Protagonizada por Antonio de la Torre, Ruth Díaz y Luis Callejo, el filme nos lleva a la salida de Curro (de la Torre) de prisión tras ocho años encarcelado por haber cometido un robo en una joyería. Él sólo era el conductor y fue el único detenido. Deseando volver a la vida normal, con su novia y el hijo que tienen en común, todo cambia cuando se encuentra con José, un nuevo integrante en su círculo más cercano. José y Curro se meten en una cruzada de tres días en los que se generarán sentimientos de venganza.

Arévalo, que se pasó cuatro años buscando financiación para este proyecto, escribió el guión mano a mano con David Pulido. «Todos los trabajos como intérprete me los he tomado como un aprendizaje para dirigir», aseguraba al presentarla.

Tarde para la ira se rodó en seis semanas y contó con un presupuesto de 1,2 millones de euros. Una parte de la financiación ha corrido a cargo de la producto Beatriz Bodegas, que, según ha manifestado en reiteradas ocasiones, se enamoró del guión que le mando Arévalo nada más terminarlo. «Pedí un crédito personal de mucha pasta. Nos llaman subvencionados, pero no he recibido un duro de subvención», aseguró en una entrevista a El Periódico, a lo que añadió que espera cubrirlo con las taquillas internacionales.

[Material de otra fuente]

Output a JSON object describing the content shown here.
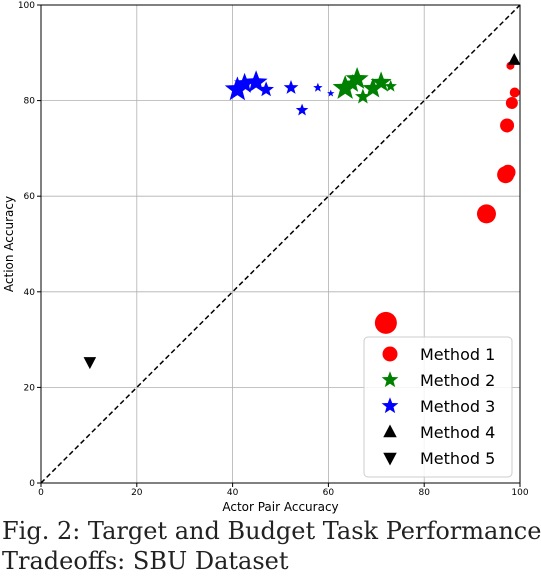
{
  "caption": {
    "line1": "Fig. 2: Target and Budget Task Performance",
    "line2": "Tradeoffs: SBU Dataset"
  },
  "chart_data": {
    "type": "scatter",
    "xlabel": "Actor Pair Accuracy",
    "ylabel": "Action Accuracy",
    "xlim": [
      0,
      100
    ],
    "ylim": [
      0,
      100
    ],
    "xticks": [
      0,
      20,
      40,
      60,
      80,
      100
    ],
    "yticks": [
      0,
      20,
      40,
      60,
      80,
      100
    ],
    "grid": true,
    "diagonal": "dashed y=x",
    "legend_position": "bottom-right",
    "series": [
      {
        "name": "Method 1",
        "marker": "circle",
        "color": "#ff0000",
        "points": [
          {
            "x": 72.0,
            "y": 33.5,
            "size": 22
          },
          {
            "x": 93.0,
            "y": 56.3,
            "size": 19
          },
          {
            "x": 97.0,
            "y": 64.5,
            "size": 17
          },
          {
            "x": 97.5,
            "y": 65.0,
            "size": 15
          },
          {
            "x": 97.3,
            "y": 74.8,
            "size": 14
          },
          {
            "x": 98.3,
            "y": 79.5,
            "size": 12
          },
          {
            "x": 98.9,
            "y": 81.7,
            "size": 10
          },
          {
            "x": 98.0,
            "y": 87.3,
            "size": 8
          }
        ]
      },
      {
        "name": "Method 2",
        "marker": "star",
        "color": "#008000",
        "points": [
          {
            "x": 63.5,
            "y": 82.6,
            "size": 24
          },
          {
            "x": 66.0,
            "y": 84.5,
            "size": 22
          },
          {
            "x": 65.0,
            "y": 83.5,
            "size": 18
          },
          {
            "x": 67.2,
            "y": 80.8,
            "size": 15
          },
          {
            "x": 69.3,
            "y": 82.5,
            "size": 20
          },
          {
            "x": 71.0,
            "y": 83.8,
            "size": 20
          },
          {
            "x": 73.0,
            "y": 83.0,
            "size": 12
          }
        ]
      },
      {
        "name": "Method 3",
        "marker": "star",
        "color": "#0000ff",
        "points": [
          {
            "x": 41.0,
            "y": 82.3,
            "size": 24
          },
          {
            "x": 42.5,
            "y": 83.5,
            "size": 20
          },
          {
            "x": 44.9,
            "y": 83.8,
            "size": 22
          },
          {
            "x": 47.0,
            "y": 82.3,
            "size": 15
          },
          {
            "x": 52.2,
            "y": 82.7,
            "size": 14
          },
          {
            "x": 54.5,
            "y": 78.0,
            "size": 12
          },
          {
            "x": 57.8,
            "y": 82.7,
            "size": 9
          },
          {
            "x": 60.5,
            "y": 81.5,
            "size": 7
          }
        ]
      },
      {
        "name": "Method 4",
        "marker": "triangle-up",
        "color": "#000000",
        "points": [
          {
            "x": 98.8,
            "y": 88.5,
            "size": 14
          }
        ]
      },
      {
        "name": "Method 5",
        "marker": "triangle-down",
        "color": "#000000",
        "points": [
          {
            "x": 10.2,
            "y": 25.3,
            "size": 14
          }
        ]
      }
    ]
  }
}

Porque aunque la película, que se estrenó el pasado 9 de septiembre, consiguió en 20 días en las salas recaudó 913.000 euros, la taquilla española sólo ha servido para cubrir gatos. Según aseguró el propio Arévalo, en una de las entrevistas que concedió durante el rodaje, le costó mucho conseguir el dinero para poder llevarla acabo, casi cuatro años.

En el tema de los galardones , la ópera prima de Raúl Arévalo, que según él habla de «violencia enquistada y del sentimiento de venganza», llega a los Goyacon varios premios cinematográficos bajo el brazo. Arrasaron en los Feroz, llevándose el premio a Mejor Película y Mejor dirección, además de los premios a Mejores actores de reparto para Manolo Solo y Ruth Díaz. Además, la ópera prima de Raúl Arévalo, fue la gran triunfadora de la 72 edición de los Premios del Círculo de Escritores Cinematográficos, en los que consiguió cinco de las 11 medallas a las que aspiraba.